ST. PETERSBURG, Fla. — It was going to be a satisfying night for the Red Sox, a refreshing break from the drudgery of a season gone so terribly wrong.
Clay Buchholz had outpitched Tampa Bay ace David Price, leaving a three-run lead in the hands of the bullpen after seven shutout innings.
Two rookies who could be central figures next season, shortstop Jose Iglesias and catcher Ryan Lavarnway, helped carry the offense. Iglesias had three hits, including the first home run of his career. Lavarnway added two hits, one of them an RBI single.
But instead of a joyful plane ride home, there was only more pain. Tampa Bay scored six runs in the bottom of the ninth inning, the final three on a home run by B.J Upton, to stun the Sox, 7-4, Thursday night.
“Stuff happens. It’s how our season has been going,” Buchholz said in a tone that indicated he wasn’t all that surprised.
The Sox took a 4-1 lead into the ninth and handed the ball to closer Andrew Bailey, who has pitched well since returning from the disabled list.
He was terrible this time. Singles by Matt Joyce, Jeff Keppinger, and Carlos Pena scored a run. Pinch hitter Stephen Vogt, a rookie who was 0 for 19, walked to load the bases with one out.
Manager Bobby Valentine had two relievers warming up, but stuck with Bailey.
“First time he was in trouble. Got to give him a chance to get out of it, I think,” Valentine said. “Wanted to see what he would do.”
Desmond Jennings swung at the first pitch he saw and singled in two runs. Valentine’s faith was gone at that point and he went to Vicente Padilla.
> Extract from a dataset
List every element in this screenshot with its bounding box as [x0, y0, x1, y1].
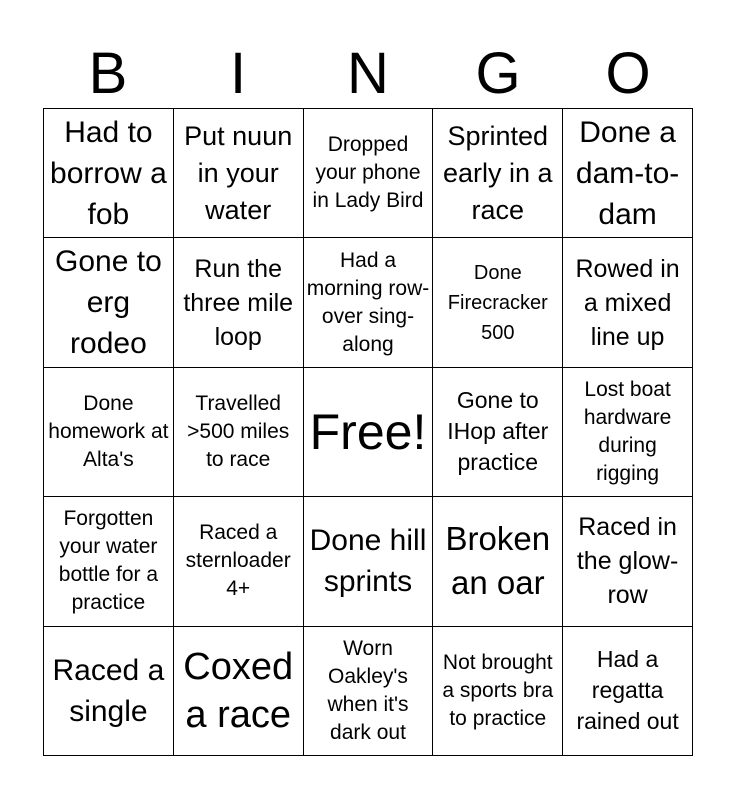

Upton lined Padilla’s fourth pitch, a belt-high fastball, over the wall in center field for his 24th home run. It was the seventh time the Red Sox have suffered a walkoff loss this season.
“Not numb. It still hurts just as bad,” Valentine said.
Bailey (1-1) took all the blame.
“It’s inexcusable. There’s no other way to describe it,” he said. “I’ve got to get that job done and find a way to get out of that inning . . . I didn’t get ahead of guys and didn’t put guys away. Just didn’t pitch.”
Buchholz left after seven innings and only 94 pitches because of a sore back. With the Sox in the lead, he felt it was better for the bullpen to take over.
“I went up to them and told them, ‘Hey, I’m done. Get somebody else up,’ ” Buchholz said. “It just didn’t happen.”
Buchholz described his back pain as “everyday soreness” and didn’t seem concerned.
The Red Sox started Pedro Ciriaco in center field for the first time in his career. An experiment designed to increase his versatility ended in failure after three innings.
Evan Longoria hit a routine fly to right-center to start the bottom of the second inning. Ciriaco initially called for the ball, then let up and it fell in for a double. Daniel Nava, who was starting for only the second time in his career in right field, appeared to distract Ciriaco.
Buchholz worked around the mistake.
In the third inning, Buchholz got two quick outs before Upton hit a fly to center field. Ciriaco started back then lost the ball in the off-white roof of Tropicana Field. The ball landed about 5 feet in front of him for another gift double.
Buchholz got Ben Zobrist to pop out to end the inning. In a gesture befitting his professionalism, Buchholz waited on the field to give Ciriaco an encouraging pat on the back as they entered the dugout.
Jacoby Ellsbury replaced Ciriaco when the Red Sox took the field in the fourth inning.
A middle infielder for most of his career, Ciriaco has played well at third base in place of the injured Will Middlebrooks. He had 17 innings in the outfield before Thursday, four in center.
“Experiment on hold,” Valentine said.
Buchholz allowed only two other hits. The Rays never really came close to scoring against him.
Price had a two-hit shutout going after five innings. The Red Sox scored two runs in the sixth as they sent eight batters to the plate.
Iglesias started it with a single to left field. He took second on a wild pitch and scored on a two-out double to the gap in left by Cody Ross.
Lavarnway, who was batting cleanup, singled to center to drive in Ross.
Price threw 27 pitches in the inning. The runs were the first he allowed at home in a span of 29⅓ innings dating to a start against the Sox on July 14.
Mauro Gomez, another rookie, had an RBI triple in the seventh inning. Iglesias then cracked a line drive well over the wall in left off J.P. Howell in the ninth.
“It’s the greatest feeling in the world,” Iglesias said. “I put the team in a good position.”
Iglesias was 3 for 4. He had been 2 for 35 in his previous 15 games. Confidence, he said, was not a problem.
“I’m going to stay positive no matter what, every single day, and try and get better,” he said. “Every day is a new day.”
On this day, Iglesias couldn’t even celebrate his success.
“A lot of good things happened in that game to end on a sour note,” Valentine said.